The effects of cotton cellulose on both energy band gap of g-C3N4–TiO2 nanoparticles and enhanced photocatalytic properties of cotton-g-C3N4–TiO2 composites

To recycle powdered photocatalysts and make full use of their active sites, one efficient way is to load these particles on the supporting materials. It is demonstrated that the supports are beneficial because they adsorb organic pollutants to be degraded. However, the effect of the supports on the energy band structure of the generated composite photocatalysts remains unclear. In this study, a heterojunction composed of graphitic carbon nitride (g-C3N4) and TiO2 (g-C3N4–TiO2) was constructed and simultaneously immobilized on the surface of cotton fibers in a one-step hydrothermal process. The structural characteristics and photocatalytic performance of the g-C3N4–TiO2 modified cotton fibers (C–g-C3N4–TiO2) were systematically examined.
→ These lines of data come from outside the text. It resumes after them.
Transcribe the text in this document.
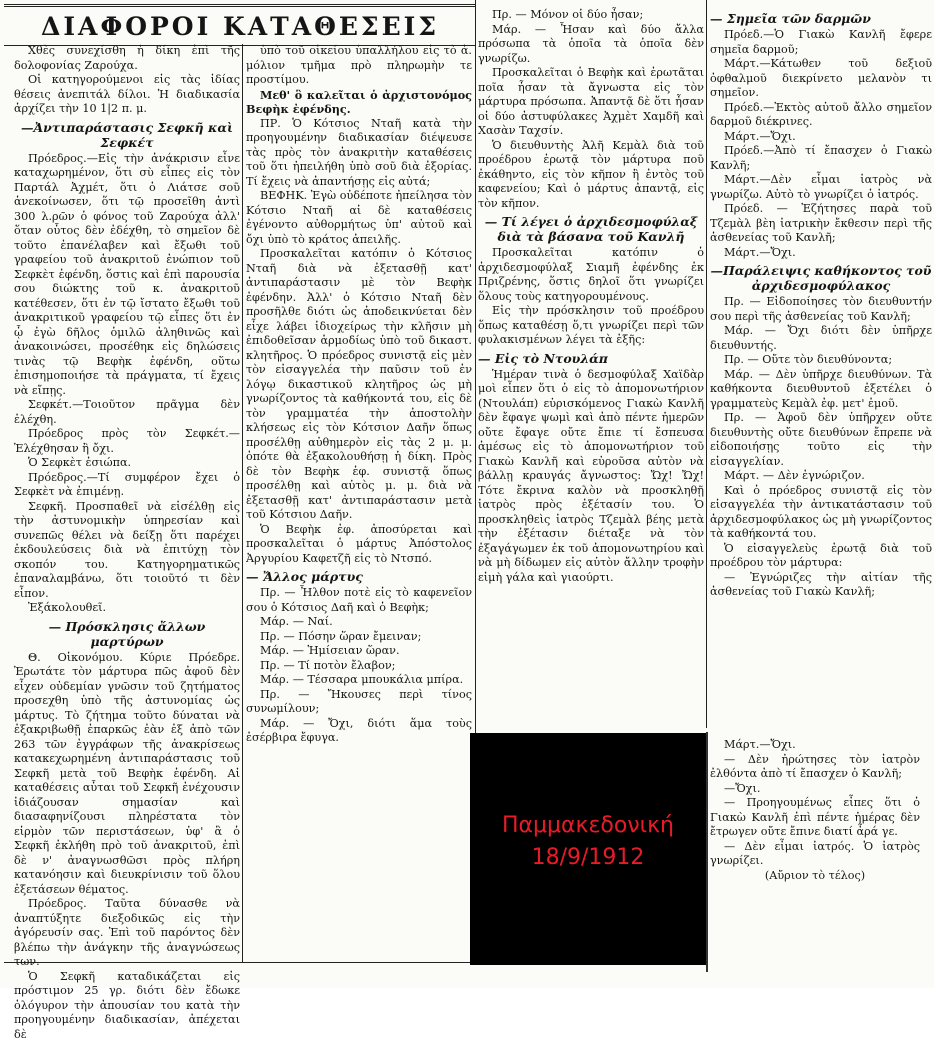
ΔΙΑΦΟΡΟΙ ΚΑΤΑΘΕΣΕΙΣ

Χθὲς συνεχίσθη ἡ δίκη ἐπὶ τῆς δολοφονίας Ζαρούχα.

Οἱ κατηγορούμενοι εἰς τὰς ἰδίας θέσεις ἀνεπιτάλ δίλοι. Ἡ διαδικασία ἀρχίζει τὴν 10 1|2 π. μ.

—Ἀντιπαράστασις Σεφκῆ καὶ Σεφκέτ

Πρόεδρος.—Εἰς τὴν ἀνάκρισιν εἶνε καταχωρημένον, ὅτι σὺ εἶπες εἰς τὸν Παρτάλ Ἀχμέτ, ὅτι ὁ Λιάτσε σοῦ ἀνεκοίνωσεν, ὅτι τῷ προσεῖθη ἀντὶ 300 λ.ρῶν ὁ φόνος τοῦ Ζαρούχα ἀλλ' ὅταν οὗτος δὲν ἐδέχθη, τὸ σημεῖον δὲ τοῦτο ἐπανέλαβεν καὶ ἔξωθι τοῦ γραφείου τοῦ ἀνακριτοῦ ἐνώπιον τοῦ Σεφκὲτ ἐφένδη, ὅστις καὶ ἐπὶ παρουσία σου διώκτης τοῦ κ. ἀνακριτοῦ κατέθεσεν, ὅτι ἐν τῷ ἴστατο ἔξωθι τοῦ ἀνακριτικοῦ γραφείου τῷ εἶπες ὅτι ἐν ᾧ ἐγὼ δῆλος ὁμιλῶ ἀληθινῶς καὶ ἀνακοινώσει, προσέθηκ εἰς δηλώσεις τινὰς τῷ Βεφὴκ ἐφένδη, οὕτω ἐπισημοποιήσε τὰ πράγματα, τί ἔχεις νὰ εἴπῃς.

Σεφκέτ.—Τοιοῦτον πρᾶγμα δὲν ἐλέχθη.

Πρόεδρος πρὸς τὸν Σεφκέτ.—Ἐλέχθησαν ἢ ὄχι.

Ὁ Σεφκὲτ ἐσιώπα.

Πρόεδρος.—Τί συμφέρον ἔχει ὁ Σεφκὲτ νὰ ἐπιμένῃ.

Σεφκῆ. Προσπαθεῖ νὰ εἰσέλθῃ εἰς τὴν ἀστυνομικὴν ὑπηρεσίαν καὶ συνεπῶς θέλει νὰ δείξῃ ὅτι παρέχει ἐκδουλεύσεις διὰ νὰ ἐπιτύχῃ τὸν σκοπόν του. Κατηγορηματικῶς ἐπαναλαμβάνω, ὅτι τοιοῦτό τι δὲν εἶπον.

Ἐξάκολουθεῖ.

— Πρόσκλησις ἄλλων μαρτύρων

Θ. Οἰκονόμου. Κύριε Πρόεδρε. Ἐρωτάτε τὸν μάρτυρα πῶς ἀφοῦ δὲν εἶχεν οὐδεμίαν γνῶσιν τοῦ ζητήματος προσεχθη ὑπὸ τῆς ἀστυνομίας ὡς μάρτυς. Τὸ ζήτημα τοῦτο δύναται νὰ ἐξακριβωθῇ ἐπαρκῶς ἐὰν ἐξ ἀπὸ τῶν 263 τῶν ἐγγράφων τῆς ἀνακρίσεως κατακεχωρημένη ἀντιπαράστασις τοῦ Σεφκῆ μετὰ τοῦ Βεφὴκ ἐφένδη. Αἱ καταθέσεις αὗται τοῦ Σεφκῆ ἐνέχουσιν ἰδιάζουσαν σημασίαν καὶ διασαφηνίζουσι πληρέστατα τὸν εἱρμὸν τῶν περιστάσεων, ὑφ' ἃ ὁ Σεφκῆ ἐκλήθη πρὸ τοῦ ἀνακριτοῦ, ἐπὶ δὲ ν' ἀναγνωσθῶσι πρὸς πλήρη κατανόησιν καὶ διευκρίνισιν τοῦ ὅλου ἐξετάσεων θέματος.

Πρόεδρος. Ταῦτα δύνασθε νὰ ἀναπτύξητε διεξοδικῶς εἰς τὴν ἀγόρευσίν σας. Ἐπὶ τοῦ παρόντος δὲν βλέπω τὴν ἀνάγκην τῆς ἀναγνώσεως των.

Ὁ Σεφκῆ καταδικάζεται εἰς πρόστιμον 25 γρ. διότι δὲν ἔδωκε ὁλόγυρον τὴν ἀπουσίαν του κατὰ τὴν προηγουμένην διαδικασίαν, ἀπέχεται δὲ

ὑπὸ τοῦ οἰκείου ὑπαλλήλου εἰς τὸ ἀ. μόλιον τμῆμα πρὸ πληρωμὴν τε προστίμου.

Μεθ' ὃ καλεῖται ὁ ἀρχιστονόμος Βεφὴκ ἐφένδης.

ΠΡ. Ὁ Κότσιος Νταῆ κατὰ τὴν προηγουμένην διαδικασίαν διέψευσε τὰς πρὸς τὸν ἀνακριτὴν καταθέσεις τοῦ ὅτι ἠπειλήθη ὑπὸ σοῦ διὰ ἐξορίας. Τί ἔχεις νὰ ἀπαντήσῃς εἰς αὐτά;

ΒΕΦΗΚ. Ἐγὼ οὐδέποτε ἠπείλησα τὸν Κότσιο Νταῆ αἱ δὲ καταθέσεις ἐγένοντο αὐθορμήτως ὑπ' αὐτοῦ καὶ ὄχι ὑπὸ τὸ κράτος ἀπειλῆς.

Προσκαλεῖται κατόπιν ὁ Κότσιος Νταῆ διὰ νὰ ἐξετασθῇ κατ' ἀντιπαράστασιν μὲ τὸν Βεφὴκ ἐφένδην. Ἀλλ' ὁ Κότσιο Νταῆ δὲν προσῆλθε διότι ὡς ἀποδεικνύεται δὲν εἶχε λάβει ἰδιοχείρως τὴν κλῆσιν μὴ ἐπιδοθεῖσαν ἁρμοδίως ὑπὸ τοῦ δικαστ. κλητῆρος. Ὁ πρόεδρος συνιστᾷ εἰς μὲν τὸν εἰσαγγελέα τὴν παῦσιν τοῦ ἐν λόγῳ δικαστικοῦ κλητῆρος ὡς μὴ γνωρίζοντος τὰ καθήκοντά του, εἰς δὲ τὸν γραμματέα τὴν ἀποστολὴν κλήσεως εἰς τὸν Κότσιον Δαῆν ὅπως προσέλθῃ αὐθημερὸν εἰς τὰς 2 μ. μ. ὁπότε θὰ ἐξακολουθήσῃ ἡ δίκη. Πρὸς δὲ τὸν Βεφὴκ ἐφ. συνιστᾷ ὅπως προσέλθῃ καὶ αὐτὸς μ. μ. διὰ νὰ ἐξετασθῇ κατ' ἀντιπαράστασιν μετὰ τοῦ Κότσιου Δαῆν.

Ὁ Βεφὴκ ἐφ. ἀποσύρεται καὶ προσκαλεῖται ὁ μάρτυς Ἀπόστολος Ἀργυρίου Καφετζῆ εἰς τὸ Ντσπό.

— Ἄλλος μάρτυς

Πρ. — Ἦλθον ποτὲ εἰς τὸ καφενεῖον σου ὁ Κότσιος Δαῆ καὶ ὁ Βεφὴκ;

Μάρ. — Ναί.

Πρ. — Πόσην ὥραν ἔμειναν;

Μάρ. — Ἡμίσειαν ὥραν.

Πρ. — Τί ποτὸν ἔλαβον;

Μάρ. — Τέσσαρα μπουκάλια μπίρα.

Πρ. — Ἤκουσες περὶ τίνος συνωμίλουν;

Μάρ. — Ὄχι, διότι ἅμα τοὺς ἐσέρβιρα ἔφυγα.

Πρ. — Μόνον οἱ δύο ἦσαν;

Μάρ. — Ἦσαν καὶ δύο ἄλλα πρόσωπα τὰ ὁποῖα τὰ ὁποῖα δὲν γνωρίζω.

Προσκαλεῖται ὁ Βεφὴκ καὶ ἐρωτᾶται ποῖα ἦσαν τὰ ἄγνωστα εἰς τὸν μάρτυρα πρόσωπα. Ἀπαντᾷ δὲ ὅτι ἦσαν οἱ δύο ἀστυφύλακες Ἀχμὲτ Χαμδῆ καὶ Χασὰν Ταχσίν.

Ὁ διευθυντὴς Ἀλῆ Κεμὰλ διὰ τοῦ προέδρου ἐρωτᾷ τὸν μάρτυρα ποῦ ἐκάθηντο, εἰς τὸν κῆπον ἢ ἐντὸς τοῦ καφενείου; Καὶ ὁ μάρτυς ἀπαντᾷ, εἰς τὸν κῆπον.

— Τί λέγει ὁ ἀρχιδεσμοφύλαξ διὰ τὰ βάσανα τοῦ Κανλῆ

Προσκαλεῖται κατόπιν ὁ ἀρχιδεσμοφύλαξ Σιαμῆ ἐφένδης ἐκ Πριζρένης, ὅστις δηλοῖ ὅτι γνωρίζει ὅλους τοὺς κατηγορουμένους.

Εἰς τὴν πρόσκλησιν τοῦ προέδρου ὅπως καταθέσῃ ὅ,τι γνωρίζει περὶ τῶν φυλακισμένων λέγει τὰ ἑξῆς:

— Εἰς τὸ Ντουλάπ

Ἡμέραν τινὰ ὁ δεσμοφύλαξ Χαϊδὰρ μοὶ εἶπεν ὅτι ὁ εἰς τὸ ἀπομονωτήριον (Ντουλάπ) εὑρισκόμενος Γιακὼ Κανλῆ δὲν ἔφαγε ψωμὶ καὶ ἀπὸ πέντε ἡμερῶν οὔτε ἔφαγε οὔτε ἔπιε τί ἔσπευσα ἀμέσως εἰς τὸ ἀπομονωτήριον τοῦ Γιακὼ Κανλῆ καὶ εὑροῦσα αὐτὸν νὰ βάλλῃ κραυγάς ἄγνωστος: Ὤχ! Ὤχ! Τότε ἔκρινα καλὸν νὰ προσκληθῇ ἰατρὸς πρὸς ἐξέτασίν του. Ὁ προσκληθεὶς ἰατρὸς Τζεμὰλ βέης μετὰ τὴν ἐξέτασιν διέταξε νὰ τὸν ἐξαγάγωμεν ἐκ τοῦ ἀπομονωτηρίου καὶ νὰ μὴ δίδωμεν εἰς αὐτὸν ἄλλην τροφὴν εἰμὴ γάλα καὶ γιαούρτι.

— Σημεῖα τῶν δαρμῶν

Πρόεδ.—Ὁ Γιακὼ Κανλῆ ἔφερε σημεῖα δαρμοῦ;

Μάρτ.—Κάτωθεν τοῦ δεξιοῦ ὀφθαλμοῦ διεκρίνετο μελανὸν τι σημεῖον.

Πρόεδ.—Ἐκτὸς αὐτοῦ ἄλλο σημεῖον δαρμοῦ διέκρινες.

Μάρτ.—Ὄχι.

Πρόεδ.—Ἀπὸ τί ἔπασχεν ὁ Γιακὼ Κανλῆ;

Μάρτ.—Δὲν εἶμαι ἰατρὸς νὰ γνωρίζω. Αὐτὸ τὸ γνωρίζει ὁ ἰατρός.

Πρόεδ. — Ἐζήτησες παρὰ τοῦ Τζεμὰλ βὲη ἰατρικὴν ἔκθεσιν περὶ τῆς ἀσθενείας τοῦ Κανλῆ;

Μάρτ.—Ὄχι.

—Παράλειψις καθήκοντος τοῦ ἀρχιδεσμοφύλακος

Πρ. — Εἰδοποίησες τὸν διευθυντήν σου περὶ τῆς ἀσθενείας τοῦ Κανλῆ;

Μάρ. — Ὄχι διότι δὲν ὑπῆρχε διευθυντής.

Πρ. — Οὔτε τὸν διευθύνοντα;

Μάρ. — Δὲν ὑπῆρχε διευθύνων. Τὰ καθήκοντα διευθυντοῦ ἐξετέλει ὁ γραμματεὺς Κεμὰλ ἐφ. μετ' ἐμοῦ.

Πρ. — Ἀφοῦ δὲν ὑπῆρχεν οὔτε διευθυντὴς οὔτε διευθύνων ἔπρεπε νὰ εἰδοποιήσῃς τοῦτο εἰς τὴν εἰσαγγελίαν.

Μάρτ. — Δὲν ἐγνώριζον.

Καὶ ὁ πρόεδρος συνιστᾷ εἰς τὸν εἰσαγγελέα τὴν ἀντικατάστασιν τοῦ ἀρχιδεσμοφύλακος ὡς μὴ γνωρίζοντος τὰ καθήκοντά του.

Ὁ εἰσαγγελεὺς ἐρωτᾷ διὰ τοῦ προέδρου τὸν μάρτυρα:

— Ἐγνώριζες τὴν αἰτίαν τῆς ἀσθενείας τοῦ Γιακὼ Κανλῆ;

Παμμακεδονική
18/9/1912

Μάρτ.—Ὄχι.

— Δὲν ἠρώτησες τὸν ἰατρὸν ἐλθόντα ἀπὸ τί ἔπασχεν ὁ Κανλῆ;

—Ὄχι.

— Προηγουμένως εἶπες ὅτι ὁ Γιακὼ Κανλῆ ἐπὶ πέντε ἡμέρας δὲν ἔτρωγεν οὔτε ἔπινε διατί ἆρά γε.

— Δὲν εἶμαι ἰατρός. Ὁ ἰατρὸς γνωρίζει.

(Αὔριον τὸ τέλος)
It was found that g-C3N4 nanosheets were combined with as-synthesized TiO2 nanoparticles during the hydrothermal reaction to form an intimate heterojunction, which was chemically grafted onto cotton fibers via C/O–Ti4+/Ti3+ bonds. Meanwhile, TiO2 nanoparticles were introduced into the swollen cotton fibers. Most notably, the cellulosic cotton substrates could increase the energy band gap of g-C3N4–TiO2 nanocomposites, as demonstrated by the density functional theory (DFT) calculations. The reaction order of radical species (·O2− > 1O2 > ·OH > h+) did not change during MO photodegradation no matter whether the g-C3N4–TiO2 was loaded on cotton fibers. The self-cleaning experiments showed that g-C3N4–TiO2 modified cotton fabrics could be repeatedly used to remove organic contaminants.